Following the Nine Years' War and just before the process of colonising Ulster with loyal Protestant subjects, the arrangement of dividing mighty Gaelic lordships into smaller, weaker lordships, such as what happened in County Monaghan with the MacMahons, occurred with Iveagh. In 1605 the "Commission for the Division and Bounding of the Lords" was established to replicate the Monaghan arrangement. In February 1607, the commission decided to break up Iveagh, a process that continued until 1610, seeing the creation of fifteen freeholds. The Magennises of Iveagh were granted thirteen of these freeholds, with their chief Art Roe Magennis being granted the largest. The rest however was given to officers in the Crown forces, most of whom had served in the Nine Years' War under Sir Henry Bagenal and Sir Arthur Chichester.

==Barony of Iveagh==
The Barony of Iveagh was created during the reign of Queen Elizabeth I out of the territory of Uíbh Eachach, and was the largest barony in County Down, reflecting the importance of the Irish district. In the early 17th century it was divided into Iveagh Lower and Iveagh Upper, with the boundary running east to west from the settlements of Dromara and Banbridge. By 1851 these two baronies were further divided into the baronies of Iveagh Lower, Lower Half, Iveagh Lower, Upper Half, Iveagh Upper, Lower Half and Iveagh Upper, Upper Half.
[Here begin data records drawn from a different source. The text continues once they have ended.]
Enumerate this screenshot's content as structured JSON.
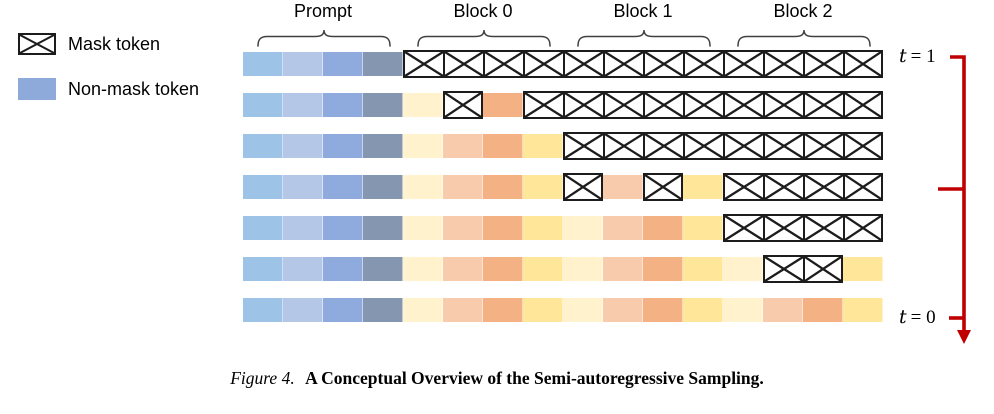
{
  "figure": {
    "legend": {
      "items": [
        {
          "label": "Mask token",
          "type": "mask"
        },
        {
          "label": "Non-mask token",
          "type": "nonmask"
        }
      ]
    },
    "groups": [
      {
        "label": "Prompt"
      },
      {
        "label": "Block 0"
      },
      {
        "label": "Block 1"
      },
      {
        "label": "Block 2"
      }
    ],
    "timeline": {
      "top": {
        "var": "t",
        "rest": "= 1"
      },
      "bottom": {
        "var": "t",
        "rest": "= 0"
      },
      "arrow_color": "#C00000"
    },
    "palette": {
      "prompt": [
        "#9DC3E6",
        "#B4C7E7",
        "#8FAADC",
        "#8496B0"
      ],
      "block": [
        "#FFF2CC",
        "#F8CBAD",
        "#F4B183",
        "#FFE699"
      ],
      "nonmask_legend": "#8EAADB",
      "mask_border": "#1C1C1C"
    },
    "grid": {
      "token_width": 40,
      "rows": [
        [
          "p0",
          "p1",
          "p2",
          "p3",
          "M",
          "M",
          "M",
          "M",
          "M",
          "M",
          "M",
          "M",
          "M",
          "M",
          "M",
          "M"
        ],
        [
          "p0",
          "p1",
          "p2",
          "p3",
          "c0",
          "M",
          "c2",
          "M",
          "M",
          "M",
          "M",
          "M",
          "M",
          "M",
          "M",
          "M"
        ],
        [
          "p0",
          "p1",
          "p2",
          "p3",
          "c0",
          "c1",
          "c2",
          "c3",
          "M",
          "M",
          "M",
          "M",
          "M",
          "M",
          "M",
          "M"
        ],
        [
          "p0",
          "p1",
          "p2",
          "p3",
          "c0",
          "c1",
          "c2",
          "c3",
          "M",
          "c1",
          "M",
          "c3",
          "M",
          "M",
          "M",
          "M"
        ],
        [
          "p0",
          "p1",
          "p2",
          "p3",
          "c0",
          "c1",
          "c2",
          "c3",
          "c0",
          "c1",
          "c2",
          "c3",
          "M",
          "M",
          "M",
          "M"
        ],
        [
          "p0",
          "p1",
          "p2",
          "p3",
          "c0",
          "c1",
          "c2",
          "c3",
          "c0",
          "c1",
          "c2",
          "c3",
          "c0",
          "M",
          "M",
          "c3"
        ],
        [
          "p0",
          "p1",
          "p2",
          "p3",
          "c0",
          "c1",
          "c2",
          "c3",
          "c0",
          "c1",
          "c2",
          "c3",
          "c0",
          "c1",
          "c2",
          "c3"
        ]
      ]
    },
    "caption": {
      "prefix": "Figure 4.",
      "title": "A Conceptual Overview of the Semi-autoregressive Sampling."
    }
  }
}
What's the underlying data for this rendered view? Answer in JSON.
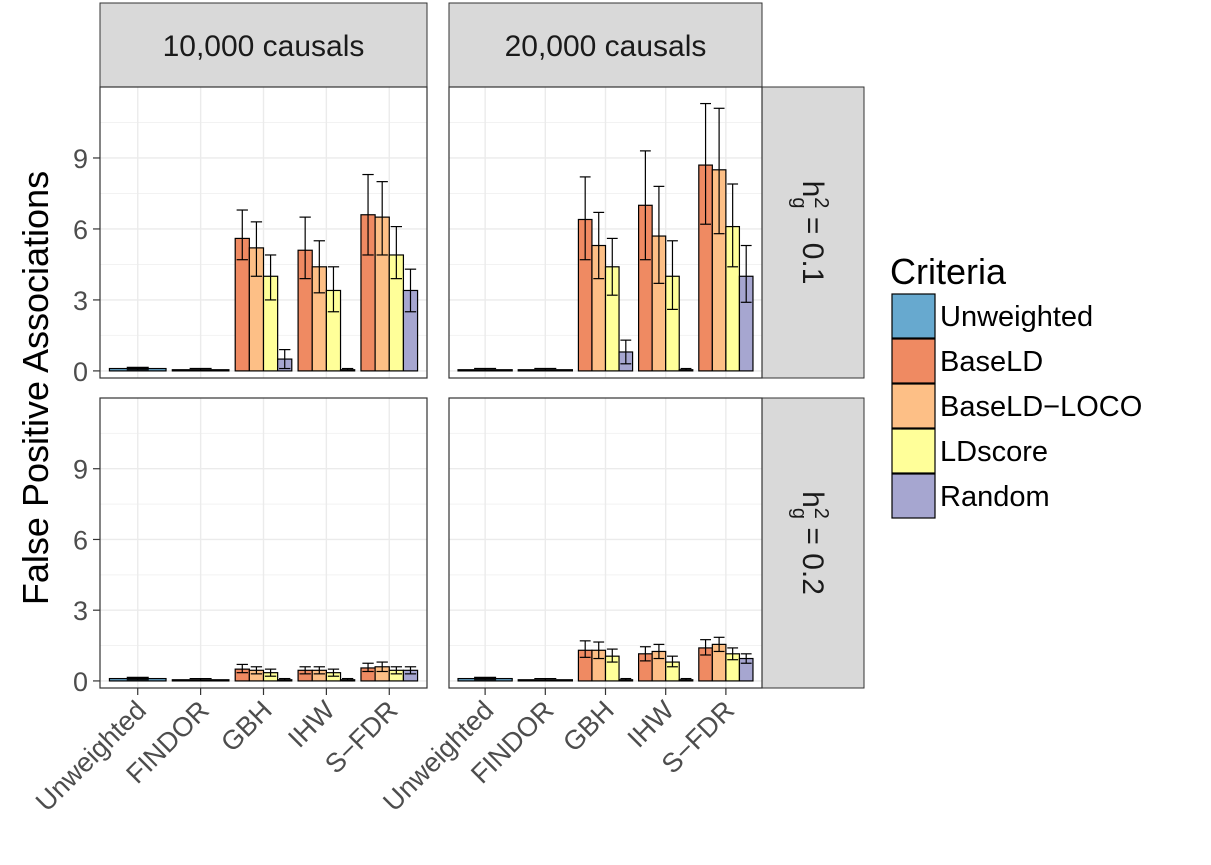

The four baronies, like the rest of those in Northern Ireland, are now obsolete for administrative purposes.

==Other uses==
The name Iveagh has been used as titles in the Peerage of Ireland and Peerage of the United Kingdom, specifically in regards to the Magennis and Guinness family:
- Viscount Magennis of Iveagh (1623–93)
- Baron Iveagh (created 1885)
- Viscount Iveagh (created 1905)
- Earl of Iveagh (created 1919)

In 1929 the Northern Ireland Parliament constituency of Iveagh was created, comprising the northern part of county down south-west of Belfast. Almost as if keeping with tradition, a descendant of the Mac Aonghusa, Brian Maginess, represented this constituency from 1938 until 1964. It was abolished in 1972 along with the Northern Ireland Parliament.

==Ecclesiastical counterpart==
The medieval tuath was historically the territorial equivalent of the Diocese of Dromore.